Can I protect my audio files whilst using SoundManager?

  • 2
  • Question
  • Updated 6 years ago
Hi! I'm developing an online phrase guide for people learning English and would like to have it so that users can click on any phrase to hear how it sounds.

I've successfully installed SoundManager 2 on a test page and it's working well.

However, I'm keen to prevent users from downloading the MP3 files themselves as I don't want them to be used elsewhere on the web without my consent. As it stands, a user could simply look up the path to any MP3 file from the HTML code and then download it directly.

Is there any way I can prevent this? I tried placing the sound files in a separate directory and protecting that using Apache authentication, but that led to a password prompt when I tried to play a sound.

If it can't be done using SoundManager 2, is there another solution you could suggest, preferably also using using Flash/Javascript?

Many thanks,
Speak English!
Photo of Chris Thompson

Chris Thompson

  • 5 Posts
  • 0 Reply Likes
  • happy with the product but unsure I can use it.

Posted 9 years ago

  • 2
Photo of Scott

Scott, Official Rep

  • 3873 Posts
  • 253 Reply Likes
Official Response
Hi Chris,

In short, "If you can see (or hear) it, you can steal it."

The most realistic way to protect files on the web, is to simply not post them. Consider music, movies and games, all of which are protected by copyright law, as some fine examples of the relative simplicity of copying. ;)

Jokes aside, taking the logical security approach with what's available on the browser end: To "selectively" serve them in some cases and deny them in others is a bit of a can of worms. I'll explain a few options, which could also be applied to images, movies or any other asset.

Right-clicking/copy to clipboard
Try to discourage right-clicking on links, "save as" etc.
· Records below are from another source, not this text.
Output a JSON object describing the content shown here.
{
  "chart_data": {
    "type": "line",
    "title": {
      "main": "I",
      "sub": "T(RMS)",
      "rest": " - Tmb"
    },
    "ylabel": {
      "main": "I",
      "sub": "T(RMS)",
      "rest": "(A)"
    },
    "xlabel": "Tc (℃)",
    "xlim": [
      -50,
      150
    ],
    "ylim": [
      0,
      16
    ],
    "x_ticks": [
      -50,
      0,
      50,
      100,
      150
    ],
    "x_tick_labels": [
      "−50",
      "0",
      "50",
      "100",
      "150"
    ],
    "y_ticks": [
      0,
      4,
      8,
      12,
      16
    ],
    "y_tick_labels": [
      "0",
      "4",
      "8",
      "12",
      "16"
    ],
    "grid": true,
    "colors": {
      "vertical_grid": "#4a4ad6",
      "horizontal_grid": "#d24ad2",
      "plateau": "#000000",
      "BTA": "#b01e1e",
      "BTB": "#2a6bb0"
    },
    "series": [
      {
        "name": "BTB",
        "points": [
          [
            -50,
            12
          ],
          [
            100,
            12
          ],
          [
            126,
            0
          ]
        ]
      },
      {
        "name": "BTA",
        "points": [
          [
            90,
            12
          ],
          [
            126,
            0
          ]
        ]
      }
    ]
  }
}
I have an option for this in the inline MP3 player demo, but of course that is only one way of many people can copy or save a link. Additionally, browsers have options which include, "don't let scripts block right-clicking". ;) Alternately I could tab to the link and hit CTRL-C to copy, or view source, etc. There's always a way around these sort of methods.

Discouraging right-clicking is actually likely to prevent the most casual/common attempts to save your MP3 files by most people without technical know-how however, so while I don't encourage it myself, the option is included in the in-page MP3 player demo.

HTTP caching
You can serve MP3s with basic HTTP headers such as no-cache etc., an "expires" header in the past, and I have heard that Flash should obey these headers and not cache the file after loading.

Session authentication/tokens, HTTP referral checking
You could try to check that requests are coming from your own site before serving the MP3 files (eg. your site is on and the HTTP referrer which the browser sends is also from, and it's then "valid" to serve - thus, a direct link from to your MP3 would fail when clicked, or "save as" etc.) However this information is relatively trivial to fake by people who know what they're doing, so it'll stop casual linking but not people who are "determined." The same applies to session and cookie authentication schemes.

Even after all of this, someone could still record your audio through the system output, so it's never "really" protected - same as with DRM-encoded files. However, the most realistic thing you can do is discourage "casual" copying/downloading attempts by blocking right-clicks; additionally, checking HTTP referrers doesn't involve too much work and will discourage "hot-linking" by MP3 search engines, crawlers and so on.